🤖 AI Summary
To address the mismatch between existing semantic communication models and practical channel noise, as well as their poor robustness in semantic reconstruction under low signal-to-noise ratio (SNR), this paper proposes a channel-aware fractional diffusion denoising framework. The method innovatively models channel distortion of constellation symbol sequences as a fractional forward diffusion process and custom-designs, for the first time, a forward noise-addition mechanism and a channel-aware noise scheduling strategy tailored to digital channel characteristics. By integrating semantic-level symbol modeling with lightweight inversion inference, the framework maintains high denoising performance while significantly reducing memory overhead. Experiments demonstrate substantial improvements: PSNR increases by 3.2 dB, SSIM improves by 0.15, and MSE decreases by 41% under low-SNR conditions; model parameters are reduced by 7.8×. These results markedly enhance both the robustness and practicality of semantic reconstruction.
📝 Abstract
Score-based diffusion models represent a significant variant within the diffusion model family and have seen extensive application in the increasingly popular domain of generative tasks. Recent investigations have explored the denoising potential of diffusion models in semantic communications. However, in previous paradigms, noise distortion in the diffusion process does not match precisely with digital channel noise characteristics. In this work, we introduce the Score-Based Channel Denoising Model (SCDM) for Digital Semantic Communications (DSC). SCDM views the distortion of constellation symbol sequences in digital transmission as a score-based forward diffusion process. We design a tailored forward noise corruption to align digital channel noise properties in the training phase.

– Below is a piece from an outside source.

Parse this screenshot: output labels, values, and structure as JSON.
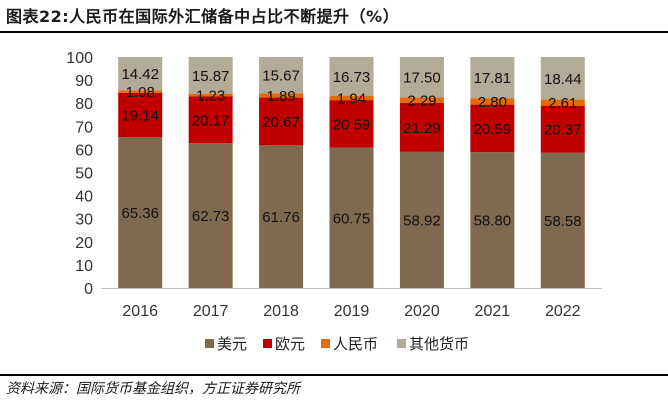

During the inference stage, the well-trained SCDM can effectively denoise received semantic symbols under various SNR conditions, reducing the difficulty for the semantic decoder in extracting semantic information from the received noisy symbols and thereby enhancing the robustness of the reconstructed semantic information. Experimental results show that SCDM outperforms the baseline model in PSNR, SSIM, and MSE metrics, particularly at low SNR levels. Moreover, SCDM reduces storage requirements by a factor of 7.8. This efficiency in storage, combined with its robust denoising capability, makes SCDM a practical solution for DSC across diverse channel conditions.